In Count II, Plaintiff seeks statutory damages pursuant to 29 U.S.C. § 502(c)(1) for Defendant's failure to provide a copy of the plan to Plaintiff within thirty days of Plaintiff's request. Plaintiff's contention that his "attendant" claim for damages pursuant to § 502(a)(1)(B) requires application of the same ten-year statute of limitations to his § 502(c)(1) claim is without merit. As another court in this district has held, however, Illinois's two-year statute of limitations for statutory penalty claims applies to § 502(c)(1) claims. Hakim, 656 F. Supp. at 822 (collecting cases and noting that "[t]hese cases suggest that, like the Fourth and Eighth Circuits, the Seventh Circuit considers § 502(c)(1) to be penal, not compensatory, and would apply the state statute of limitations for statutory penalty claims.").
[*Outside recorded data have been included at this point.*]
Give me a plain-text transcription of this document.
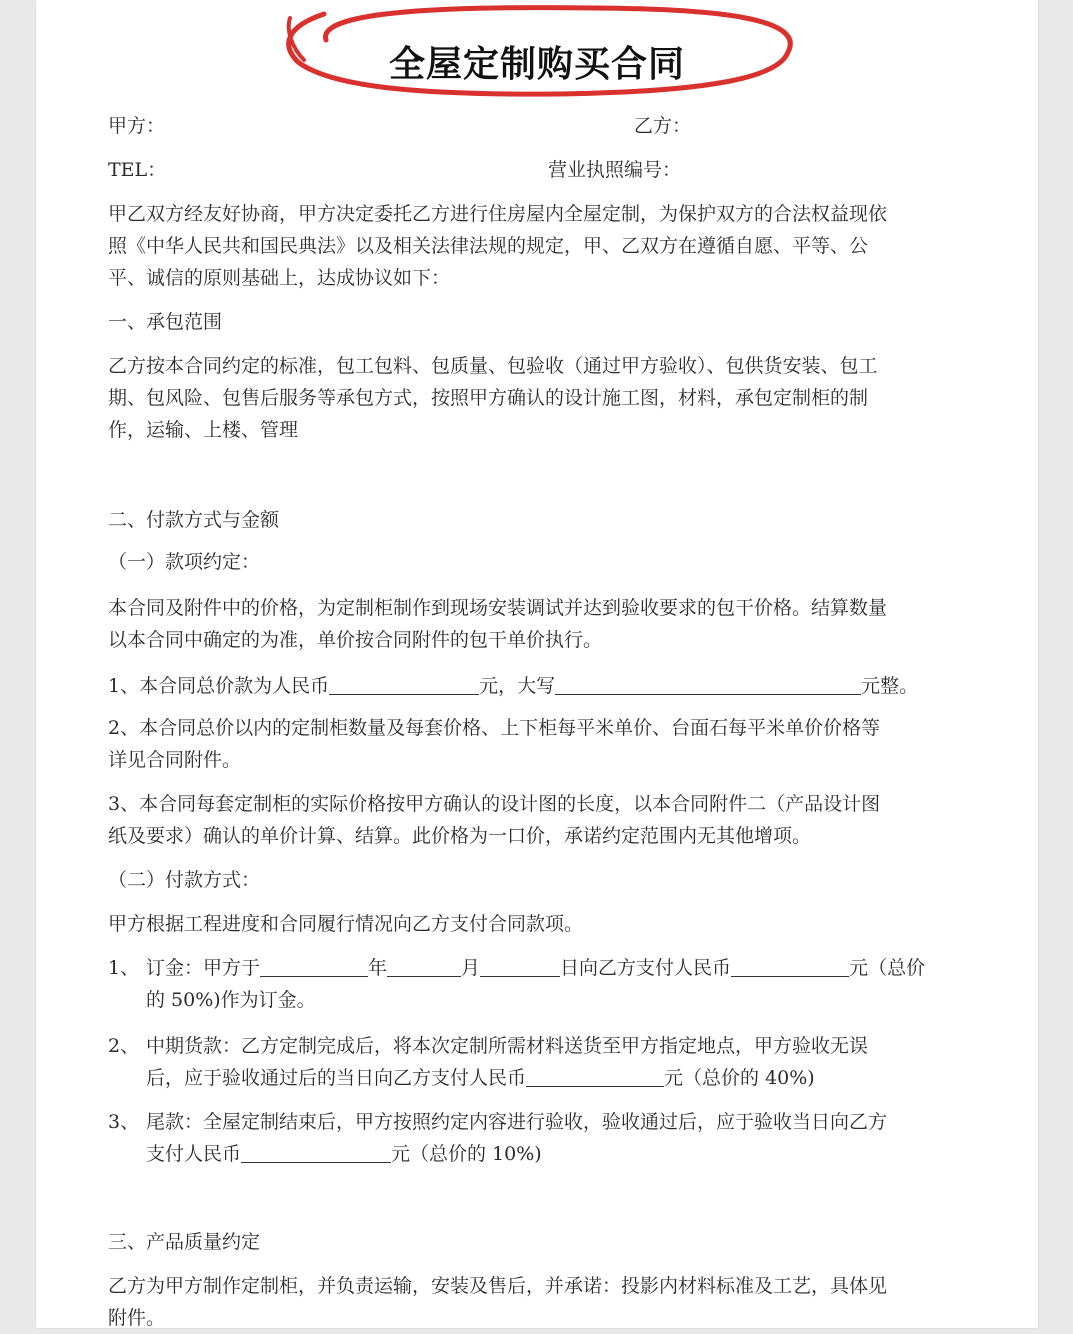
全屋定制购买合同
甲方：	乙方：
TEL：	营业执照编号：
甲乙双方经友好协商，甲方决定委托乙方进行住房屋内全屋定制，为保护双方的合法权益现依
照《中华人民共和国民典法》以及相关法律法规的规定，甲、乙双方在遵循自愿、平等、公
平、诚信的原则基础上，达成协议如下：
一、承包范围
乙方按本合同约定的标准，包工包料、包质量、包验收（通过甲方验收）、包供货安装、包工
期、包风险、包售后服务等承包方式，按照甲方确认的设计施工图，材料，承包定制柜的制
作，运输、上楼、管理
二、付款方式与金额
（一）款项约定：
本合同及附件中的价格，为定制柜制作到现场安装调试并达到验收要求的包干价格。结算数量
以本合同中确定的为准，单价按合同附件的包干单价执行。
1、本合同总价款为人民币	元，大写	元整。
2、本合同总价以内的定制柜数量及每套价格、上下柜每平米单价、台面石每平米单价价格等
详见合同附件。
3、本合同每套定制柜的实际价格按甲方确认的设计图的长度，以本合同附件二（产品设计图
纸及要求）确认的单价计算、结算。此价格为一口价，承诺约定范围内无其他增项。
（二）付款方式：
甲方根据工程进度和合同履行情况向乙方支付合同款项。
1、 订金：甲方于	年	月	日向乙方支付人民币	元（总价
的 50%)作为订金。
2、 中期货款：乙方定制完成后，将本次定制所需材料送货至甲方指定地点，甲方验收无误
后，应于验收通过后的当日向乙方支付人民币	元（总价的 40%)
3、 尾款：全屋定制结束后，甲方按照约定内容进行验收，验收通过后，应于验收当日向乙方
支付人民币	元（总价的 10%)
三、产品质量约定
乙方为甲方制作定制柜，并负责运输，安装及售后，并承诺：投影内材料标准及工艺，具体见
附件。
Plaintiff requested the plan documents from Defendant on March 21, 2000, and any violation occurred thirty days later when Defendant failed to provide the documents to Plaintiff. See 29 U.S.C. § 502(c)(1). Plaintiff has not offered any explanation for why he could not have discovered his injury within the applicable two-year statute of limitations. Because Plaintiff did not file his action until March 17, 2010, almost ten years after his cause of action accrued, his claim is time-barred. The Court accordingly grants Defendant's motion to dismiss Count II with prejudice.
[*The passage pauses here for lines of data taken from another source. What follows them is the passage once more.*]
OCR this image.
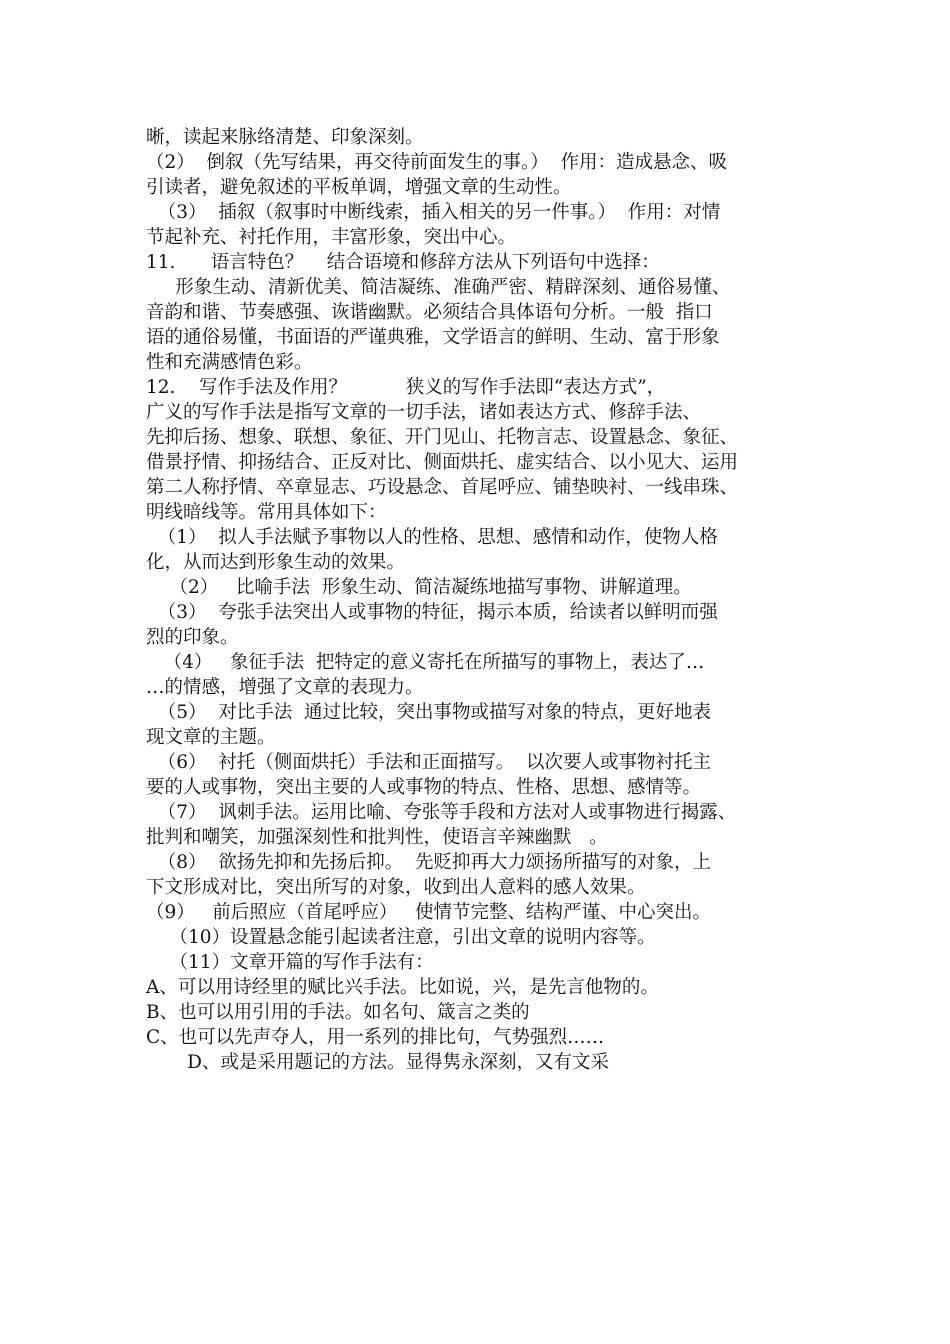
晰，读起来脉络清楚、印象深刻。
（2）  倒叙（先写结果，再交待前面发生的事。）  作用：造成悬念、吸
引读者，避免叙述的平板单调，增强文章的生动性。
（3）  插叙（叙事时中断线索，插入相关的另一件事。）  作用：对情
节起补充、衬托作用，丰富形象，突出中心。
11.      语言特色？    结合语境和修辞方法从下列语句中选择：
形象生动、清新优美、简洁凝练、准确严密、精辟深刻、通俗易懂、
音韵和谐、节奏感强、诙谐幽默。必须结合具体语句分析。一般  指口
语的通俗易懂，书面语的严谨典雅，文学语言的鲜明、生动、富于形象
性和充满感情色彩。
12.    写作手法及作用？          狭义的写作手法即“表达方式”，
广义的写作手法是指写文章的一切手法，诸如表达方式、修辞手法、
先抑后扬、想象、联想、象征、开门见山、托物言志、设置悬念、象征、
借景抒情、抑扬结合、正反对比、侧面烘托、虚实结合、以小见大、运用
第二人称抒情、卒章显志、巧设悬念、首尾呼应、铺垫映衬、一线串珠、
明线暗线等。常用具体如下：
（1）  拟人手法赋予事物以人的性格、思想、感情和动作，使物人格
化，从而达到形象生动的效果。
（2）   比喻手法  形象生动、简洁凝练地描写事物、讲解道理。
（3）  夸张手法突出人或事物的特征，揭示本质，给读者以鲜明而强
烈的印象。
（4）   象征手法  把特定的意义寄托在所描写的事物上，表达了…
…的情感，增强了文章的表现力。
（5）  对比手法  通过比较，突出事物或描写对象的特点，更好地表
现文章的主题。
（6）  衬托（侧面烘托）手法和正面描写。  以次要人或事物衬托主
要的人或事物，突出主要的人或事物的特点、性格、思想、感情等。
（7）  讽刺手法。运用比喻、夸张等手段和方法对人或事物进行揭露、
批判和嘲笑，加强深刻性和批判性，使语言辛辣幽默   。
（8）  欲扬先抑和先扬后抑。  先贬抑再大力颂扬所描写的对象，上
下文形成对比，突出所写的对象，收到出人意料的感人效果。
（9）   前后照应（首尾呼应）   使情节完整、结构严谨、中心突出。
（10）设置悬念能引起读者注意，引出文章的说明内容等。
（11）文章开篇的写作手法有：
A、可以用诗经里的赋比兴手法。比如说，兴，是先言他物的。
B、也可以用引用的手法。如名句、箴言之类的
C、也可以先声夺人，用一系列的排比句，气势强烈……
D、或是采用题记的方法。显得隽永深刻，又有文采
As Plaintiff concedes, Plaintiff's state law claims for misrepresentation and estoppel are governed by Illinois's five-year statute of limitations. See 735 ILCS 5/13-205. Plaintiff alleges in his complaint that he premises his estoppel and misrepresentation claims on statements that Defendant made "[p]rior to providing medical services beginning January 12, 2000." (R. 14, Amended Compl., ¶¶ 7, 18-24.) Plaintiff contends that, as a result of Defendant's failure to respond to his inquiries, he has not been able to ascertain the nature and extent of his injury. This conclusory assertion, however, is not sufficient to invoke the discovery rule. Plaintiff filed his complaint more than 10 years after Defendant made the relevant statements, well outside the five-year statutory period. The Court accordingly grants Defendants' motion to dismiss Counts III and IV of the complaint with prejudice.


For the foregoing reasons, the Court grants Defendant's 12(b)(6) motion to dismiss Count I of Plaintiff's complaint without prejudice, and grants Defendant's 12(b)(6) motion to dismiss Counts II though IV with prejudice.